Трещев Юрий - Жертва Любви
Ю.ТРЕЩЕВ
ЖЕРТВА ЛЮБВИ
За окном шел дождь. Остров и излучина реки лишь смутно угадывались, укрытые зеленовато-серой пеленой мороси. Взгляд Марии скользнул по полустертому фасаду речного вокзала, поднялся чуть выше, обогнул гнилой пруд, болотистую низину с горбатым мостиком, перебежал унылый дворик и остановился на обшарпанном венском стуле, стоящем на террасе, ножки которого утопали в ворохе мертвых листьев. Накинув на голые плечи плед, Мария включила радио. Передавали последние известия, не очень утешительные. Она убавила громкость и заглянула в детскую комнату. Аркадий распеленался и сучил ножками, как будто карабкался по нескончаемой лестнице, стоящей на земле и касающейся неба, как во сне Иакова, сына Исаака и Ревекки, внука Авраама, родоначальника 12 колен Израиля. Мария стала пеленать сына, и вдруг он залепетал что-то на языке ее родителей. Мария невольно отступила. Она ни слова не смогла ему сказать, лишь умильно улыбалась. И ведь ничего особенного не произошло, у младенцев есть способность объясняться на любом языке. Они, как музыкальный инструмент, на котором играет Дух Божий...
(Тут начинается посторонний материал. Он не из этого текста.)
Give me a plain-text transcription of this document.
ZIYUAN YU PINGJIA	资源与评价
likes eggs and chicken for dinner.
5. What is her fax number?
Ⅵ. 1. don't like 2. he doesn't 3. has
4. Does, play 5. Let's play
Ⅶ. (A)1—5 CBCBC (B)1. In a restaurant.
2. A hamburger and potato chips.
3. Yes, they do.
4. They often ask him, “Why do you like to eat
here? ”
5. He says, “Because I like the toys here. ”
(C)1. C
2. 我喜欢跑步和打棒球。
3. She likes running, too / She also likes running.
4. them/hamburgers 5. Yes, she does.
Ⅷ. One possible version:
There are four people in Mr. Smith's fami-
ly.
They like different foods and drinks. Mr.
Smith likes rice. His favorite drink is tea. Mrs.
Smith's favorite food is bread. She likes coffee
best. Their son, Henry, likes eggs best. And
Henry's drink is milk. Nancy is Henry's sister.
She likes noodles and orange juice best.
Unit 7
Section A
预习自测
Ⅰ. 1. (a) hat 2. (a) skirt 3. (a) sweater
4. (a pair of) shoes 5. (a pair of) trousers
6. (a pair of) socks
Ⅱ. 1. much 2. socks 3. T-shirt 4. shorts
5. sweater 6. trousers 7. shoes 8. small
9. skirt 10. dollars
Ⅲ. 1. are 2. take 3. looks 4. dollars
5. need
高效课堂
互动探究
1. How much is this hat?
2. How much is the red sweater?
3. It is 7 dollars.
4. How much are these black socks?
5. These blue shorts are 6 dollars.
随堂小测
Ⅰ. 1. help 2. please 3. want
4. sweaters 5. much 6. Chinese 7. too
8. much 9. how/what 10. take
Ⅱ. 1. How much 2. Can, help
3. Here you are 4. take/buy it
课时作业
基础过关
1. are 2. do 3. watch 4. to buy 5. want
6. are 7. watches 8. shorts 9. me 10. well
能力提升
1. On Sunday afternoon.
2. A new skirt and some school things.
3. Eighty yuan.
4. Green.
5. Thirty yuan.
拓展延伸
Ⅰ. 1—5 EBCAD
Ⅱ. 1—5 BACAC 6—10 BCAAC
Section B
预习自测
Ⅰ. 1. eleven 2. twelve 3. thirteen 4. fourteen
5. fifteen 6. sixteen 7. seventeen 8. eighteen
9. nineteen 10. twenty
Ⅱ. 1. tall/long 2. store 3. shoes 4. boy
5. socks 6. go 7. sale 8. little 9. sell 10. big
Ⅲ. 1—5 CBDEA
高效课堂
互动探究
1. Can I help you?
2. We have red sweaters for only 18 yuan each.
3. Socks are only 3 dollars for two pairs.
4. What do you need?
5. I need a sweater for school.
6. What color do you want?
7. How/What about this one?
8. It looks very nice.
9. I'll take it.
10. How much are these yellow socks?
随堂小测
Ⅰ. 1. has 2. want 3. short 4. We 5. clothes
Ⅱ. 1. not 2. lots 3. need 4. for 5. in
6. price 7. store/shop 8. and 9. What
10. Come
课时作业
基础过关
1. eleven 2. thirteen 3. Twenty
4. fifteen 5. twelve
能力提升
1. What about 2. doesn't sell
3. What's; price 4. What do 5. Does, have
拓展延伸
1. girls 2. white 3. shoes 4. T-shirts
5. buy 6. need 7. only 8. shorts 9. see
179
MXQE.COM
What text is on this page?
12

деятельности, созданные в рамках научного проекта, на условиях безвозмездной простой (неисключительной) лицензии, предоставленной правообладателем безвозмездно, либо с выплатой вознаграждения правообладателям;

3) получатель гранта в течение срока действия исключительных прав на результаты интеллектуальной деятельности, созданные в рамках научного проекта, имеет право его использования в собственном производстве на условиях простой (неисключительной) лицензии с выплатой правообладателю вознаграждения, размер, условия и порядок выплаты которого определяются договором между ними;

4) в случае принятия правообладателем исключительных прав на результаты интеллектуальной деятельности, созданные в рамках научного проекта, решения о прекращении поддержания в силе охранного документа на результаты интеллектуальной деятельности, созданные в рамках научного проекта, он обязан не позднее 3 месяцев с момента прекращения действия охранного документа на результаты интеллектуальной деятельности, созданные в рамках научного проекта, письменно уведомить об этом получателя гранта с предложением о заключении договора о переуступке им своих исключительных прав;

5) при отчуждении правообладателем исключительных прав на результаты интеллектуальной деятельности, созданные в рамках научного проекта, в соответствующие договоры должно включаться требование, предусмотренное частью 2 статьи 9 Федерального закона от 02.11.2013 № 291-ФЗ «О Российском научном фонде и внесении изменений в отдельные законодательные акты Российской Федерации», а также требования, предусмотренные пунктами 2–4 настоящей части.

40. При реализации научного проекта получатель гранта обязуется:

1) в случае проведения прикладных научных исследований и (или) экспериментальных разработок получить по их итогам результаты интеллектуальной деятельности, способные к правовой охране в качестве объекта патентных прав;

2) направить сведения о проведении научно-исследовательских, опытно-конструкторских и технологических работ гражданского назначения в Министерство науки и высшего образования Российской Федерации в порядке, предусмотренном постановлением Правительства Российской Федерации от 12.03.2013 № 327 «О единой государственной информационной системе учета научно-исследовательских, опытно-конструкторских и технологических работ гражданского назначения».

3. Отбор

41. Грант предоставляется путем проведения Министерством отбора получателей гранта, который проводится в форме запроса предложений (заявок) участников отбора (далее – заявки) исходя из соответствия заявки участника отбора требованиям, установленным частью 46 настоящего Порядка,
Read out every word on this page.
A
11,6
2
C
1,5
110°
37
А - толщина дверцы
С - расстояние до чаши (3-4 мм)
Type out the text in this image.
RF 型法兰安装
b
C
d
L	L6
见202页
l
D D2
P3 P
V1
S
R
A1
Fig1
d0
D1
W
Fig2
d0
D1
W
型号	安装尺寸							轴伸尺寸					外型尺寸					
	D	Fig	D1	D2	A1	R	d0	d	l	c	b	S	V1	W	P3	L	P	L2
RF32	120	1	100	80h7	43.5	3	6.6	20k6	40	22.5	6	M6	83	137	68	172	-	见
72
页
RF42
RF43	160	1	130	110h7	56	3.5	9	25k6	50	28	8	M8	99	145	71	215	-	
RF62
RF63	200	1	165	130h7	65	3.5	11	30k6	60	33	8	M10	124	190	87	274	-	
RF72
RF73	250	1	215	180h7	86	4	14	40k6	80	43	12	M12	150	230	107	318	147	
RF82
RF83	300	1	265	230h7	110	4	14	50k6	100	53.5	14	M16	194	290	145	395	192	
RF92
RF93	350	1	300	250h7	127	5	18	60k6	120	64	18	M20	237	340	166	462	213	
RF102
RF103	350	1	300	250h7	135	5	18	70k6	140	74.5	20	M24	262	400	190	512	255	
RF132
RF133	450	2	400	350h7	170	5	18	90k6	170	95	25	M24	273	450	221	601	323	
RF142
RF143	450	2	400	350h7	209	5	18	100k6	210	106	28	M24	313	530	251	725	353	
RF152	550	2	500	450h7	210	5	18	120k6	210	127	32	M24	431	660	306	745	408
Родители Марии, евреи, умерли в ссылке, не устроив ей будущего. Дядя Август в тайне от всех взял на себя ее содержание и воспитание. Он научил ее скучать, держать прямо спину и штопать носки. Судья в отставке, он был просто копией отца Марии, но попроще, не избалованный вниманием и славой. Всю жизнь он проработал судьей, хотя мечтал стать писателем, как брат, который только и жил, чтобы писать, и от которого после смерти не осталось ни книг, ни даже могилы. По ночам, когда дядю Августа мучила бессонница, он писал одноактные пьески с тремя или четырьмя персонажами и всегда с плохим концом, материал для которых брал из судебных архивов. Писал он просто, без особой выдумки, раздувая мелкие происшествия до размеров трагедии. Свои пьески он ставил в клубе для узкого круга знакомых и дев пенсионного возраста с усталыми глазами и скрюченными артритом пальцами. Девы смеялись и кусали губы. Он возвращал им воспоминания. Собирались они по пятницам на чердаке бывшего дома губернатора, приспособленного под дом культуры. Ничего другого им жизнь не оставила, кроме старости и этих собраний на седьмом небе, куда они добирались на жутко скрипящем подъемнике.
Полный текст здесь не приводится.